Rutgers doctor: You may have unhealthy addiction to technology
Do you think you depend on technology too much, but can't help yourself?
Maybe you're legitimately addicted to your phone, or video games, or whatever has you staring at a screen more than you'd like to admit.
Technology addiction does exist, and has similar characteristics to substance abuse disorders and other behavioral addictions such as sex, gambling and exercise, according to Rutgers New Jersey Medical School Psychiatry Chair Dr. Petros Levounis.
Levounis voiced his concerns and expertise at a recent conference in Newark. This year's theme revolved around technology addiction, which would encompass an inescapable urge to perform actions such as gamble online, shop online, play video games, or scroll through social media for hours.
"These are behaviors that have become part of everyday life, and for the vast majority of people they are healthy conditions. But for a small number of people, they do get out of control," Levounis told New Jersey 101.5.
Identifying the line between an affection for technology and an addiction, though, can be difficult, he said. Addictions to other vices are much easier to spot.

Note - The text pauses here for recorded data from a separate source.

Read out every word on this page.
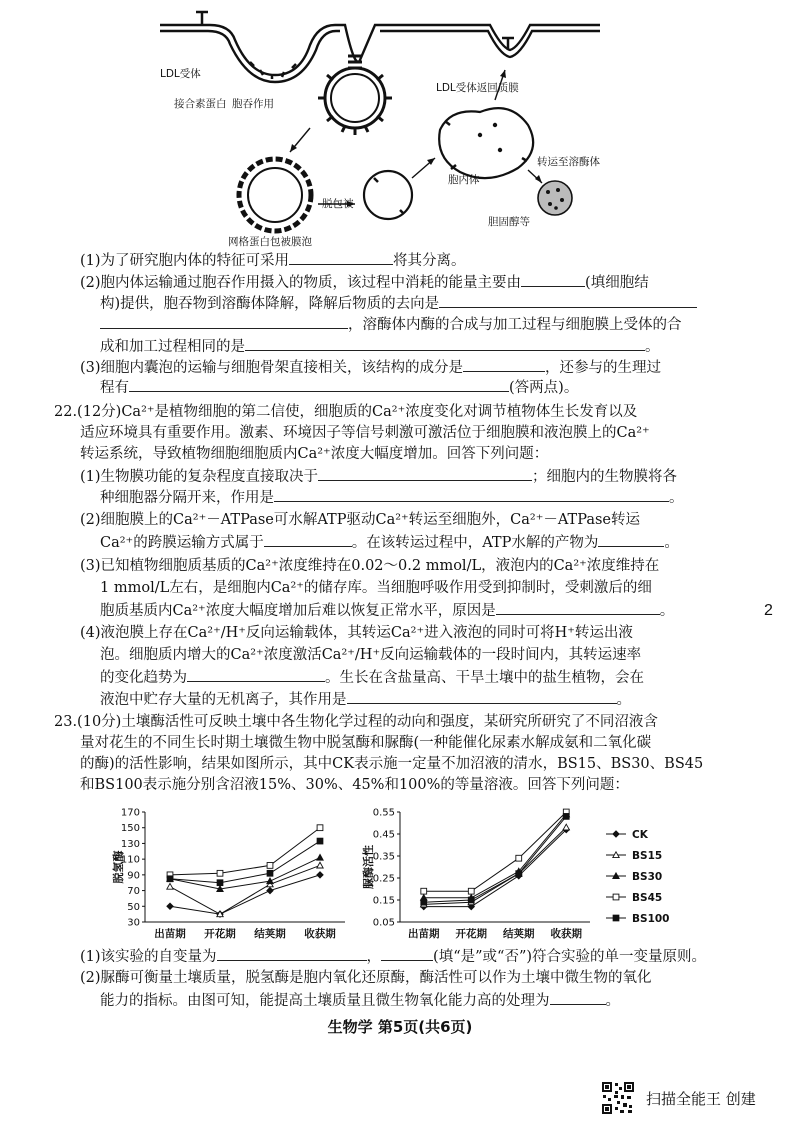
LDL受体
接合素蛋白 胞吞作用
LDL受体返回质膜
胞内体
脱包被
转运至溶酶体
胆固醇等
网格蛋白包被膜泡
(1)为了研究胞内体的特征可采用	将其分离。
(2)胞内体运输通过胞吞作用摄入的物质，该过程中消耗的能量主要由	(填细胞结
构)提供，胞吞物到溶酶体降解，降解后物质的去向是
，溶酶体内酶的合成与加工过程与细胞膜上受体的合
成和加工过程相同的是	。
(3)细胞内囊泡的运输与细胞骨架直接相关，该结构的成分是	，还参与的生理过
程有	(答两点)。
22.(12分)Ca²⁺是植物细胞的第二信使，细胞质的Ca²⁺浓度变化对调节植物体生长发育以及
适应环境具有重要作用。激素、环境因子等信号刺激可激活位于细胞膜和液泡膜上的Ca²⁺
转运系统，导致植物细胞细胞质内Ca²⁺浓度大幅度增加。回答下列问题：
(1)生物膜功能的复杂程度直接取决于	；细胞内的生物膜将各
种细胞器分隔开来，作用是	。
(2)细胞膜上的Ca²⁺－ATPase可水解ATP驱动Ca²⁺转运至细胞外，Ca²⁺－ATPase转运
Ca²⁺的跨膜运输方式属于	。在该转运过程中，ATP水解的产物为	。
(3)已知植物细胞质基质的Ca²⁺浓度维持在0.02～0.2 mmol/L，液泡内的Ca²⁺浓度维持在
1 mmol/L左右，是细胞内Ca²⁺的储存库。当细胞呼吸作用受到抑制时，受刺激后的细
胞质基质内Ca²⁺浓度大幅度增加后难以恢复正常水平，原因是	。
(4)液泡膜上存在Ca²⁺/H⁺反向运输载体，其转运Ca²⁺进入液泡的同时可将H⁺转运出液
泡。细胞质内增大的Ca²⁺浓度激活Ca²⁺/H⁺反向运输载体的一段时间内，其转运速率
的变化趋势为	。生长在含盐量高、干旱土壤中的盐生植物，会在
液泡中贮存大量的无机离子，其作用是	。
2
23.(10分)土壤酶活性可反映土壤中各生物化学过程的动向和强度，某研究所研究了不同沼液含
量对花生的不同生长时期土壤微生物中脱氢酶和脲酶(一种能催化尿素水解成氨和二氧化碳
的酶)的活性影响，结果如图所示，其中CK表示施一定量不加沼液的清水，BS15、BS30、BS45
和BS100表示施分别含沼液15%、30%、45%和100%的等量溶液。回答下列问题：
30
50
70
90
110
130
150
170
出苗期 开花期 结荚期 收获期
脱氢酶
0.05
0.15
0.25
0.35
0.45
0.55
出苗期 开花期 结荚期 收获期
脲酶活性
CK
BS15
BS30
BS45
BS100
(1)该实验的自变量为	，	(填“是”或“否”)符合实验的单一变量原则。
(2)脲酶可衡量土壤质量，脱氢酶是胞内氧化还原酶，酶活性可以作为土壤中微生物的氧化
能力的指标。由图可知，能提高土壤质量且微生物氧化能力高的处理为	。
生物学 第5页(共6页)
扫描全能王 创建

Perhaps the most salient symptom of a technology addiction, Levounis suggested, is one's continued use despite knowledge of adverse consequences.
"I know it's bad for me, I know I should be cutting down, but I simply cannot help myself. That's a major red flag of problematic use of technology," Levounis said.
There are therapies available to help those who fear they're addicted to screen time. Ironically, online programs to fight the habit are being created.
Levounis said the fear of addiction should not overshadow the mental health benefits of technology use. The LGBTQ population in the past, for example, may have felt isolated in their situation. But now support, or someone dealing with similar thoughts, is just a click away.